As VOP became more involved in civic engagement, it and other groups pushed Governor Mark Warner to make major changes to the process of restoration of voting rights in 2002, reducing the application from thirteen pages to one for former non-violent felons. In 2008, VOP brought together over a dozen statewide organizations to form the Virginia c-3 Table, a group focused on non-partisan civic engagement activities in the state. It was the first time that most of the largest people’s organizations in Virginia came together in a formal way for a common purpose. The organization hired 50 interns who knocked on more than 140,000 doors. VOP distributed 300,000 copies of a 32-page non-partisan voter guide. The following year, VOP’s 40 paid interns canvassed 142,679 doors across the state.

At the same time, VOP became the Health Care for America Now campaign’s lead organization in Virginia and organized health care forums, rallies and press conferences with a wide range of groups across the state. For this and its other work, VOP received the 2009 Community Change Champion Award from the Center for Community Change for making a deep and meaningful commitment to low-income communities. The award was presented by Congressman Tom Perriello.

Structure and staff

Virginia Organizing has a joint plan of work with more than 40 organizations across the state, supporting their work in the environment, education, transportation, human rights, and community support.[2]
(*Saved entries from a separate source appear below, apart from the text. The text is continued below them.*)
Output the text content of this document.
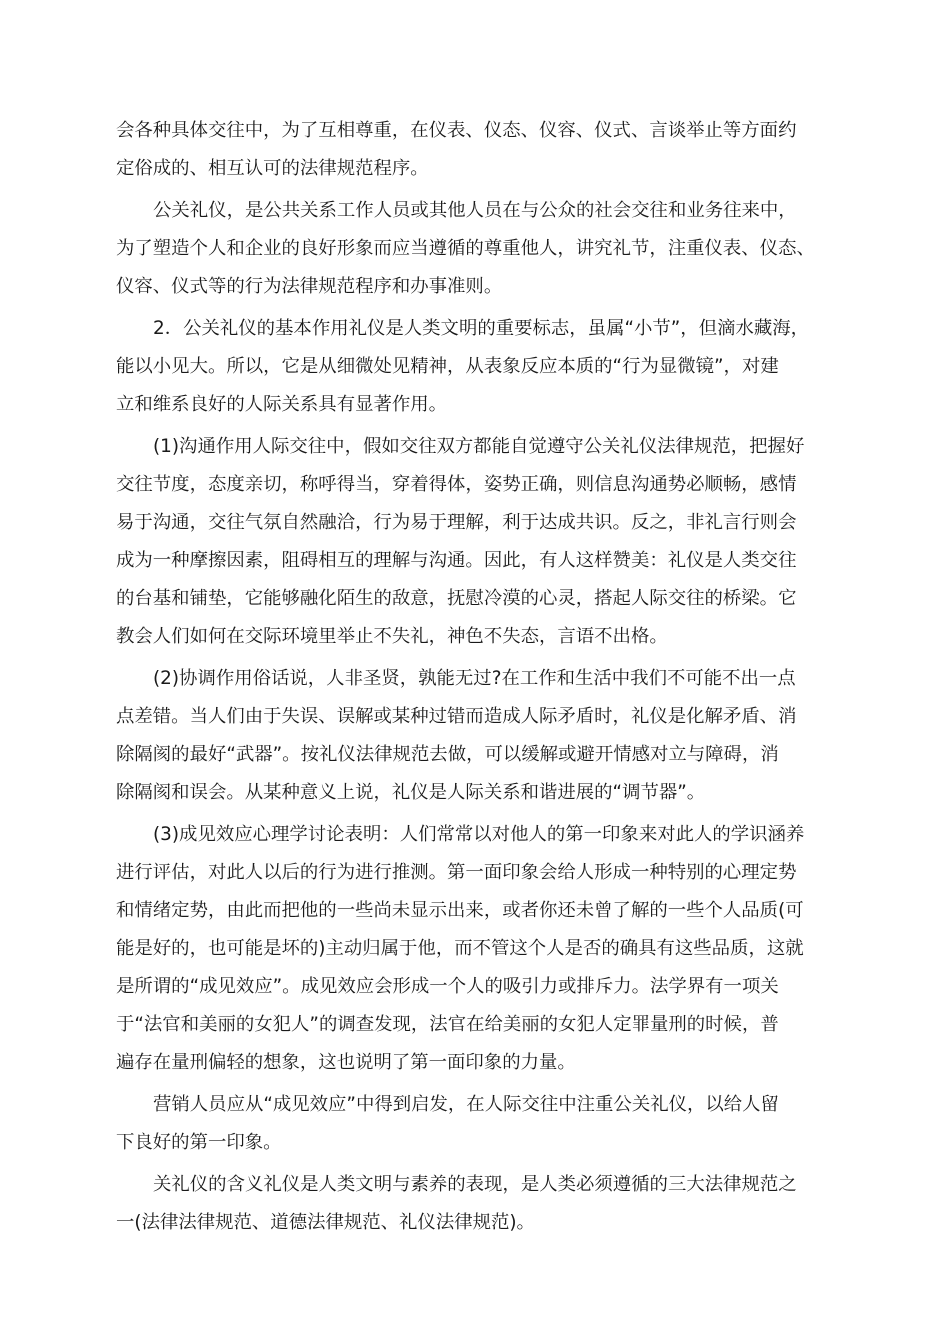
会各种具体交往中，为了互相尊重，在仪表、仪态、仪容、仪式、言谈举止等方面约
定俗成的、相互认可的法律规范程序。
公关礼仪，是公共关系工作人员或其他人员在与公众的社会交往和业务往来中，
为了塑造个人和企业的良好形象而应当遵循的尊重他人，讲究礼节，注重仪表、仪态、
仪容、仪式等的行为法律规范程序和办事准则。
2．公关礼仪的基本作用礼仪是人类文明的重要标志，虽属“小节”，但滴水藏海，
能以小见大。所以，它是从细微处见精神，从表象反应本质的“行为显微镜”，对建
立和维系良好的人际关系具有显著作用。
(1)沟通作用人际交往中，假如交往双方都能自觉遵守公关礼仪法律规范，把握好
交往节度，态度亲切，称呼得当，穿着得体，姿势正确，则信息沟通势必顺畅，感情
易于沟通，交往气氛自然融洽，行为易于理解，利于达成共识。反之，非礼言行则会
成为一种摩擦因素，阻碍相互的理解与沟通。因此，有人这样赞美：礼仪是人类交往
的台基和铺垫，它能够融化陌生的敌意，抚慰冷漠的心灵，搭起人际交往的桥梁。它
教会人们如何在交际环境里举止不失礼，神色不失态，言语不出格。
(2)协调作用俗话说，人非圣贤，孰能无过?在工作和生活中我们不可能不出一点
点差错。当人们由于失误、误解或某种过错而造成人际矛盾时，礼仪是化解矛盾、消
除隔阂的最好“武器”。按礼仪法律规范去做，可以缓解或避开情感对立与障碍，消
除隔阂和误会。从某种意义上说，礼仪是人际关系和谐进展的“调节器”。
(3)成见效应心理学讨论表明：人们常常以对他人的第一印象来对此人的学识涵养
进行评估，对此人以后的行为进行推测。第一面印象会给人形成一种特别的心理定势
和情绪定势，由此而把他的一些尚未显示出来，或者你还未曾了解的一些个人品质(可
能是好的，也可能是坏的)主动归属于他，而不管这个人是否的确具有这些品质，这就
是所谓的“成见效应”。成见效应会形成一个人的吸引力或排斥力。法学界有一项关
于“法官和美丽的女犯人”的调查发现，法官在给美丽的女犯人定罪量刑的时候，普
遍存在量刑偏轻的想象，这也说明了第一面印象的力量。
营销人员应从“成见效应”中得到启发，在人际交往中注重公关礼仪，以给人留
下良好的第一印象。
关礼仪的含义礼仪是人类文明与素养的表现，是人类必须遵循的三大法律规范之
一(法律法律规范、道德法律规范、礼仪法律规范)。
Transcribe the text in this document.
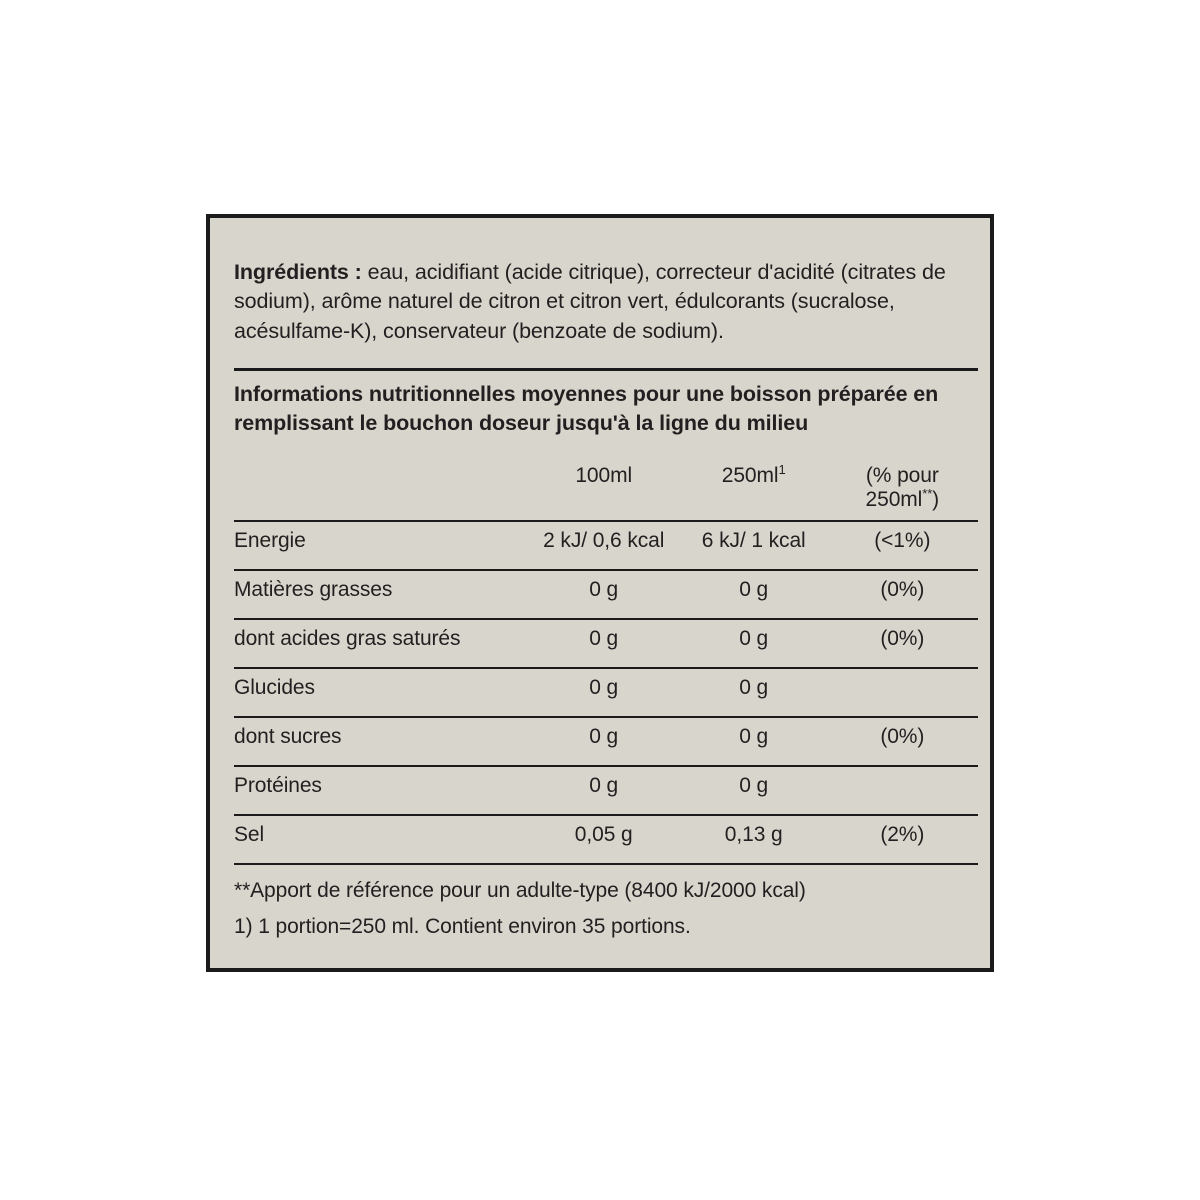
Ingrédients : eau, acidifiant (acide citrique), correcteur d'acidité (citrates de sodium), arôme naturel de citron et citron vert, édulcorants (sucralose, acésulfame-K), conservateur (benzoate de sodium).

Informations nutritionnelles moyennes pour une boisson préparée en remplissant le bouchon doseur jusqu'à la ligne du milieu

	100ml	$250ml^1$	(% pour 250ml**)
Energie	2 kJ/ 0,6 kcal	6 kJ/ 1 kcal	(<1%)
Matières grasses	0 g	0 g	(0%)
dont acides gras saturés	0 g	0 g	(0%)
Glucides	0 g	0 g	
dont sucres	0 g	0 g	(0%)
Protéines	0 g	0 g	
Sel	0,05 g	0,13 g	(2%)
**Apport de référence pour un adulte-type (8400 kJ/2000 kcal)
1) 1 portion=250 ml. Contient environ 35 portions.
Under the leadership of Executive Director Joe Szakos, Virginia Organizing has a staff of 14 community organizers across the state of Virginia (and growing). These organizers work to build local chapters and organize local community members around making positive social change.[3]

References

  1. Joe Szakos and Ladelle McWhorter, "Virginia Organizing: The Action is at the State Level, " Ch. 12 in Transforming Places: Lessons from Appalachia, ed. by Stephen L. Fisher and Barbara Ellen Smith (University of Illinois Press, 2012), pp. 183-197.
  2. http://www.virginia-organizing.org/partners
  3. Ruth Berta and Amanda Leonard Pohl, Building Power, Changing Lives: The Story of Virginia Organizing (Social Policy Press, 2015).